I really don’t think it’s fair for you to expect your DH to bear the entire financial burden of your family when you have time to be doing volunteer work. Fine if he’s happy with it, but he’s not. You say he also does quite a lot at home. Do you think there is an even split of workload between the two of you? Because from your description it sounds like your DH has drawn the short straw.

Feelingmuchbetter · 26/04/2025 14:38

Op you can divide up all the school runs, childcare, cooking and cleaning and rest time for each of you, including life admin, bill paying, DIY, school commitments on to a spread sheet and then split it precisely 50/50.

Then have a discussion about the impact on him, his energy levels and job especially. If he is content to sign up for the second job he will be doing. Agree and review in 3, 6 and 12 months that if he drops or can’t manage his full 50% allocation, then you stop working.

What many men are actually asking for is that you endure two full time jobs. The one at home and the one outside the home without it impacting them in the slightest. Women should not be allowing or agreeing such an unfair and unequal arrangement. You are right to be careful op.

Delatron · 26/04/2025 14:40

converseandjeans · 26/04/2025 13:56

There is an assumption on MN that men love working & focusing on their career. I’m sure there are many who would love to either not work or work 2-3 days. There is also an assumption that all men earn over £60K. This is not my personal experience. I was the one who went PT but DH would have loved to go down to less days & when kids were little take them to gym, swimming, museums etc. I don’t think all men are high earning & not all enjoy being 100% responsible. What if they get made redundant or have to stop working due to illness?

It’s a fair point but it’s not something I’ve seen. My own DH was nowhere to be seen until about 8.30pm every night as he was so career focused. It felt like two people trying to have a big job was a constant battle (I should have pushed for more help from him in hindsight).
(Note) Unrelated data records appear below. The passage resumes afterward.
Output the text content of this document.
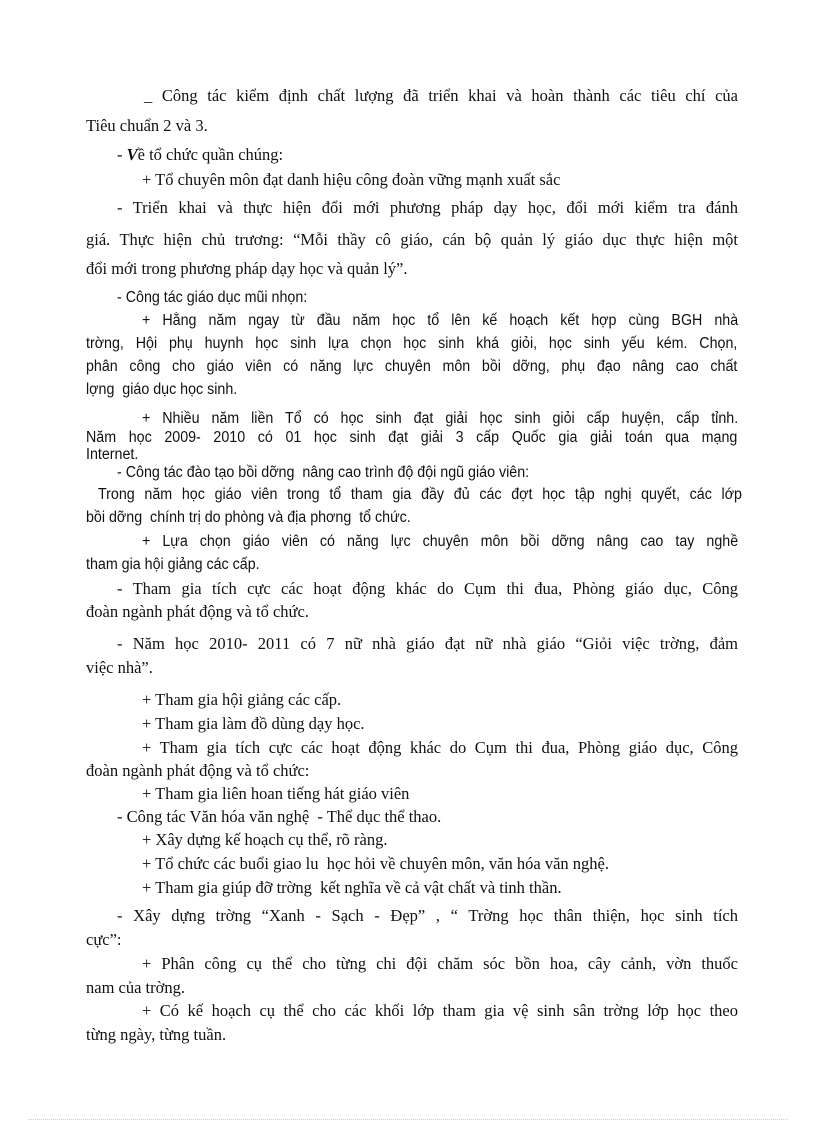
_ Công tác kiểm định chất lượng đã triển khai và hoàn thành các tiêu chí của
Tiêu chuẩn 2 và 3.
- Về tổ chức quần chúng:
+ Tổ chuyên môn đạt danh hiệu công đoàn vững mạnh xuất sắc
- Triển khai và thực hiện đổi mới phương pháp dạy học, đổi mới kiểm tra đánh
giá. Thực hiện chủ trương: “Mỗi thầy cô giáo, cán bộ quản lý giáo dục thực hiện một
đổi mới trong phương pháp dạy học và quản lý”.
- Công tác giáo dục mũi nhọn:
+ Hằng năm ngay từ đầu năm học tổ lên kế hoạch kết hợp cùng BGH nhà
trờng, Hội phụ huynh học sinh lựa chọn học sinh khá giỏi, học sinh yếu kém. Chọn,
phân công cho giáo viên có năng lực chuyên môn bồi dỡng, phụ đạo nâng cao chất
lợng  giáo dục học sinh.
+ Nhiều năm liền Tổ có học sinh đạt giải học sinh giỏi cấp huyện, cấp tỉnh.
Năm học 2009- 2010 có 01 học sinh đạt giải 3 cấp Quốc gia giải toán qua mạng
Internet.
- Công tác đào tạo bồi dỡng  nâng cao trình độ đội ngũ giáo viên:
Trong năm học giáo viên trong tổ tham gia đầy đủ các đợt học tập nghị quyết, các lớp
bồi dỡng  chính trị do phòng và địa phơng  tổ chức.
+ Lựa chọn giáo viên có năng lực chuyên môn bồi dỡng nâng cao tay nghề
tham gia hội giảng các cấp.
- Tham gia tích cực các hoạt động khác do Cụm thi đua, Phòng giáo dục, Công
đoàn ngành phát động và tổ chức.
- Năm học 2010- 2011 có 7 nữ nhà giáo đạt nữ nhà giáo “Giỏi việc trờng, đảm
việc nhà”.
+ Tham gia hội giảng các cấp.
+ Tham gia làm đồ dùng dạy học.
+ Tham gia tích cực các hoạt động khác do Cụm thi đua, Phòng giáo dục, Công
đoàn ngành phát động và tổ chức:
+ Tham gia liên hoan tiếng hát giáo viên
- Công tác Văn hóa văn nghệ  - Thể dục thể thao.
+ Xây dựng kế hoạch cụ thể, rõ ràng.
+ Tổ chức các buổi giao lu  học hỏi về chuyên môn, văn hóa văn nghệ.
+ Tham gia giúp đỡ trờng  kết nghĩa về cả vật chất và tinh thần.
- Xây dựng trờng “Xanh - Sạch - Đẹp” , “ Trờng học thân thiện, học sinh tích
cực”:
+ Phân công cụ thể cho từng chi đội chăm sóc bồn hoa, cây cảnh, vờn thuốc
nam của trờng.
+ Có kế hoạch cụ thể cho các khối lớp tham gia vệ sinh sân trờng lớp học theo
từng ngày, từng tuần.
I agree it’s a pressure being the sole earner though.

I do agree that if more men went part time, did shared parental leave etc then it would be easier for women. I personally would have loved to have worked full time with someone else at home picking up all the slack! But with two full time it’s a different scenario.

kkloo · 26/04/2025 14:42

user1492538376 · 26/04/2025 13:16

I agree with everyone else, if your husband isnt happy - you need to work. Otherwise long term your marriage is at risk.
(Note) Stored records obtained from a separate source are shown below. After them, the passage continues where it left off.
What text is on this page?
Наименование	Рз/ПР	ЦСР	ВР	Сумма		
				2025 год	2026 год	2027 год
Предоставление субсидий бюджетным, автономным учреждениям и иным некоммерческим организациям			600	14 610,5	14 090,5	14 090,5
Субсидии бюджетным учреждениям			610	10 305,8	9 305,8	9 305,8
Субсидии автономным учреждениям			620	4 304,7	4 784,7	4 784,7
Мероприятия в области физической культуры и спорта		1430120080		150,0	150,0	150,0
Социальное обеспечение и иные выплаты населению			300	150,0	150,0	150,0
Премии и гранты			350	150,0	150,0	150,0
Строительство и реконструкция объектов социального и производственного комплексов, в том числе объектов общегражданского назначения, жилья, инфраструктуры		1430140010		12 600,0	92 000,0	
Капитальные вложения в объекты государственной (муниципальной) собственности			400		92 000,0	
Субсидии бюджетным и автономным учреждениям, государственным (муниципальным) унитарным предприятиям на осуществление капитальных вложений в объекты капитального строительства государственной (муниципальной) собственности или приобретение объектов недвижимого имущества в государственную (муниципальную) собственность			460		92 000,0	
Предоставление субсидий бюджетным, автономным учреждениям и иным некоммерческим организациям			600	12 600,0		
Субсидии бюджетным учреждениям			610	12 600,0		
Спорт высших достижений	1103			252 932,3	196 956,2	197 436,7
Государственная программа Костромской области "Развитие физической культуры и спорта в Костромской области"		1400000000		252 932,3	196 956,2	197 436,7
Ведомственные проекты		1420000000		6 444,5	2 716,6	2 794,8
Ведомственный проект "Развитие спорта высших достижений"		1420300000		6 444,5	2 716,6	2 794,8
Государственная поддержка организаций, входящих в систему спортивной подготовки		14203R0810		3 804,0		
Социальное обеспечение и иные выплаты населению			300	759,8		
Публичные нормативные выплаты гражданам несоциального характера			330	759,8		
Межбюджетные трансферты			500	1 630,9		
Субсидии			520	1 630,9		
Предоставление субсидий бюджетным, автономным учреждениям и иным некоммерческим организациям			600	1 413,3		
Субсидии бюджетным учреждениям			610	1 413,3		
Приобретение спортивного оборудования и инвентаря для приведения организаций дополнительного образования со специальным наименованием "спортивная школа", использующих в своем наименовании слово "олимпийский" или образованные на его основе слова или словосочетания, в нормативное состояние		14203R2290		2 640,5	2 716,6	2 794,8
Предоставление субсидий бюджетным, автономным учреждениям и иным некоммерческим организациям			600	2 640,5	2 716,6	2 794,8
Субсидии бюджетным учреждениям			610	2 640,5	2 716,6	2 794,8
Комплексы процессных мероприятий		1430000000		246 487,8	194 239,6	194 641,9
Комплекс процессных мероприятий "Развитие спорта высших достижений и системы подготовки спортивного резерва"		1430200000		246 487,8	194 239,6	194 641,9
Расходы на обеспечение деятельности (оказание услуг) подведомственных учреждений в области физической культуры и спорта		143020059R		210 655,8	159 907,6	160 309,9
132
BUT and this is isnt the point of the thread
but this idea about good part time jobs around school hours is a myth. Also good 2 days a week jobs - I know no one who does this. The people that work very part time jobs are almost always women and therfore are paid less pro rata. In general the job market at the moment is pretty tough and I think you will struggle to get an admin job in a school for example with no experience.

Likewise if she isn't happy then her marriage is also at risk, so going back to work just because he said so might not give them a happy ending.
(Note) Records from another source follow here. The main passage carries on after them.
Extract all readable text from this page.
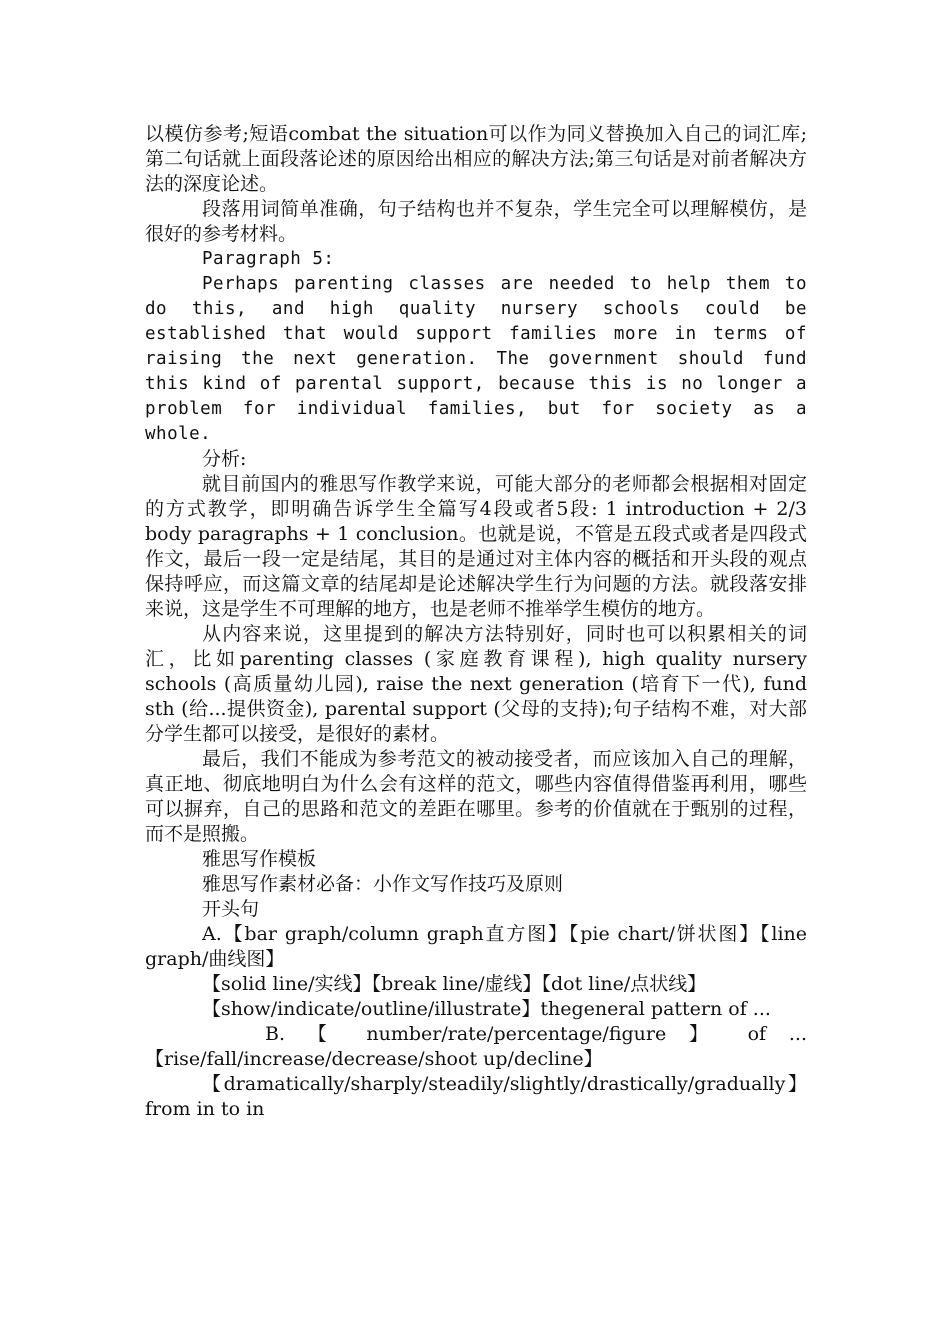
以模仿参考;短语combat the situation可以作为同义替换加入自己的词汇库;第二句话就上面段落论述的原因给出相应的解决方法;第三句话是对前者解决方法的深度论述。

段落用词简单准确，句子结构也并不复杂，学生完全可以理解模仿，是很好的参考材料。

Paragraph 5:

Perhaps parenting classes are needed to help them to do this, and high quality nursery schools could be established that would support families more in terms of raising the next generation. The government should fund this kind of parental support, because this is no longer a problem for individual families, but for society as a whole.

分析:

就目前国内的雅思写作教学来说，可能大部分的老师都会根据相对固定的方式教学，即明确告诉学生全篇写4段或者5段: 1 introduction + 2/3 body paragraphs + 1 conclusion。也就是说，不管是五段式或者是四段式作文，最后一段一定是结尾，其目的是通过对主体内容的概括和开头段的观点保持呼应，而这篇文章的结尾却是论述解决学生行为问题的方法。就段落安排来说，这是学生不可理解的地方，也是老师不推举学生模仿的地方。

从内容来说，这里提到的解决方法特别好，同时也可以积累相关的词汇，比如parenting classes (家庭教育课程), high quality nursery schools (高质量幼儿园), raise the next generation (培育下一代), fund sth (给...提供资金), parental support (父母的支持);句子结构不难，对大部分学生都可以接受，是很好的素材。

最后，我们不能成为参考范文的被动接受者，而应该加入自己的理解，真正地、彻底地明白为什么会有这样的范文，哪些内容值得借鉴再利用，哪些可以摒弃，自己的思路和范文的差距在哪里。参考的价值就在于甄别的过程，而不是照搬。

雅思写作模板

雅思写作素材必备：小作文写作技巧及原则

开头句

A.【bar graph/column graph直方图】【pie chart/饼状图】【line graph/曲线图】

【solid line/实线】【break line/虚线】【dot line/点状线】

【show/indicate/outline/illustrate】thegeneral pattern of ...

B. 【 number/rate/percentage/figure 】 of ... 【rise/fall/increase/decrease/shoot up/decline】

【dramatically/sharply/steadily/slightly/drastically/gradually】from in to in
Of course she would at least have some financial independence then if they did split.

Delatron · 26/04/2025 14:45

Feelingmuchbetter · 26/04/2025 14:38

Op you can divide up all the school runs, childcare, cooking and cleaning and rest time for each of you, including life admin, bill paying, DIY, school commitments on to a spread sheet and then split it precisely 50/50.

Then have a discussion about the impact on him, his energy levels and job especially. If he is content to sign up for the second job he will be doing. Agree and review in 3, 6 and 12 months that if he drops or can’t manage his full 50% allocation, then you stop working.

What many men are actually asking for is that you endure two full time jobs. The one at home and the one outside the home without it impacting them in the slightest. Women should not be allowing or agreeing such an unfair and unequal arrangement. You are right to be careful op.

Completely agree with this:

Also OP says she will be getting a job just above minimum wage (and will probably need to be part time). Then pay for some extra help. Let’s not pretend this will ease any financial burden off the DH really. And what it will do is add a lot more stress and juggling. Not saying she shouldn’t get a job. It’s helpful to think long term. But everything needs to be weighed up.